A Centers for Disease Control and Prevention advisory panel voted Thursday to recommend that children ages 5 to 11 receive Pfizer booster shots, four months after the agency endorsed extra jabs for Americans over 12.

The CDC typically follows the recommendations of its advisory committees. Dr. Rochelle Walensky, the CDC director, is expected to promptly follow the latest guidance.

The Advisory Committee on Immunization Practices voted 11 to 2 in favor of children over 5 receiving a booster shot at least five months after their initial inoculation series. One member of the panel abstained.

The vote came at the close of a five-hour virtual meeting. “If and when CDC concurs with this recommendation we will send a notice out,” Kristen Nordlund, a CDC spokeswoman, said in an email following the vote.

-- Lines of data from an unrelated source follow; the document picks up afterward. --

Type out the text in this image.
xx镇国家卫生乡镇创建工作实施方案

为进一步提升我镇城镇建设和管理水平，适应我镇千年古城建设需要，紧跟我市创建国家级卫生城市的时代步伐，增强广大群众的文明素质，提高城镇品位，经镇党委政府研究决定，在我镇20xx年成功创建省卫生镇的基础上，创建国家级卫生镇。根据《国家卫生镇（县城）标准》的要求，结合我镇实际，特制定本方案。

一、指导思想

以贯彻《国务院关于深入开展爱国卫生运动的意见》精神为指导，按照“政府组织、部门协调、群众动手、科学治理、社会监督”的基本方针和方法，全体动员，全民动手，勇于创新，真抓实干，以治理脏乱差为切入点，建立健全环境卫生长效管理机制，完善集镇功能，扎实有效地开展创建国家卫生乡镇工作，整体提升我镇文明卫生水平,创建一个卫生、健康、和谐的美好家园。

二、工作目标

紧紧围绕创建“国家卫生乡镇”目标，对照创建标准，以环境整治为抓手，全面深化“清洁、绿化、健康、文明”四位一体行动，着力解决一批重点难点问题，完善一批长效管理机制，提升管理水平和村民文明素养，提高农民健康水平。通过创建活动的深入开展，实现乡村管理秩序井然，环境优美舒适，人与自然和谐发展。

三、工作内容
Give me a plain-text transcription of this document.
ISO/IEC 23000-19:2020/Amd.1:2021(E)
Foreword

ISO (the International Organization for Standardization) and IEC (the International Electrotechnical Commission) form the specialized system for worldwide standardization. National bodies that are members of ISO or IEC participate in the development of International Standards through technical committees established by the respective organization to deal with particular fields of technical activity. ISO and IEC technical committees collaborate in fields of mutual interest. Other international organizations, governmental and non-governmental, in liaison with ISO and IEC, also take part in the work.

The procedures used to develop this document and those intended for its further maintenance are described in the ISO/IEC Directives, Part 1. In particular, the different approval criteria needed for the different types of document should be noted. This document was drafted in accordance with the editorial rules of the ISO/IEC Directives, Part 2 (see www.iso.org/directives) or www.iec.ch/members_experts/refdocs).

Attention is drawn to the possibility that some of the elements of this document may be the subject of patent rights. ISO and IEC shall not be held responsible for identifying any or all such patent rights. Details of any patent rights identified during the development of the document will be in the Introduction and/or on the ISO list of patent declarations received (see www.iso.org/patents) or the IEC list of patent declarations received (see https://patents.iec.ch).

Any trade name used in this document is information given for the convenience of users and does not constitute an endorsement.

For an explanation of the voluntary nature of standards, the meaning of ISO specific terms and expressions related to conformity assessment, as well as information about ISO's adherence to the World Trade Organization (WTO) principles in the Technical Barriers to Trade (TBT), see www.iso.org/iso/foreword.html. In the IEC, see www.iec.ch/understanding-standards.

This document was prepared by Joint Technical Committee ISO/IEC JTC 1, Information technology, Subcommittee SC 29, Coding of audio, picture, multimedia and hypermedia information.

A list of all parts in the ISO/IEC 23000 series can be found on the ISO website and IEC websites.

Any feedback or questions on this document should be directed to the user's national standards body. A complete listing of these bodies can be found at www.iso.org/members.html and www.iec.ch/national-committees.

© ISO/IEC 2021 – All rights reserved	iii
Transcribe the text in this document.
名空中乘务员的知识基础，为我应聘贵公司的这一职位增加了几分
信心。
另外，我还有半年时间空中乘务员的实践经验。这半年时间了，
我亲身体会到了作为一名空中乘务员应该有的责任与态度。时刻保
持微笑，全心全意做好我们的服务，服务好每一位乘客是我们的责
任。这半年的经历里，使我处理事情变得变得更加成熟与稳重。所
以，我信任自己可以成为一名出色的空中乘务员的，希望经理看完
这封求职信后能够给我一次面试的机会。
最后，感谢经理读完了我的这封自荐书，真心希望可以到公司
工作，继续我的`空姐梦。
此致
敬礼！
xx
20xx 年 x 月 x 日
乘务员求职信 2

Booster shots provide rugged protection against the meddlesome coronavirus mutations that have continued to move through the population in the pandemic’s third year.

New York is currently riding out a wave of the virus powered by fast-spreading subvariants of the omicron strain, and officials have urged complete vaccination.

“The best way to stay out of the hospital with COVID-19 is by keeping up to date with your vaccination and booster doses,” Gov. Hochul said in a statement Thursday, as her office announced 19 more coronavirus deaths.

The state’s weeklong test positivity sat at a striking 7.7% on Thursday, according to government figures, up from 1.9% two months ago. In New York City, the rate was slightly lower — 5.4% — but rising, according to the governor’s office.

About 39% of all New Yorkers have received booster shots, according to state data. And only about 37% of New York children ages 5 to 11 have completed their initial vaccination series, according to the state Health Department.

Dr. Denis Nash, a professor of epidemiology at the City University of New York, said the CDC panel’s recommendation marked a “really important development” given the state’s recent spike in cases. He encouraged parents to take advantage.

“There’s really no real downside,” Nash said, “and only upside of protecting kids against severe disease and in some rare cases death.”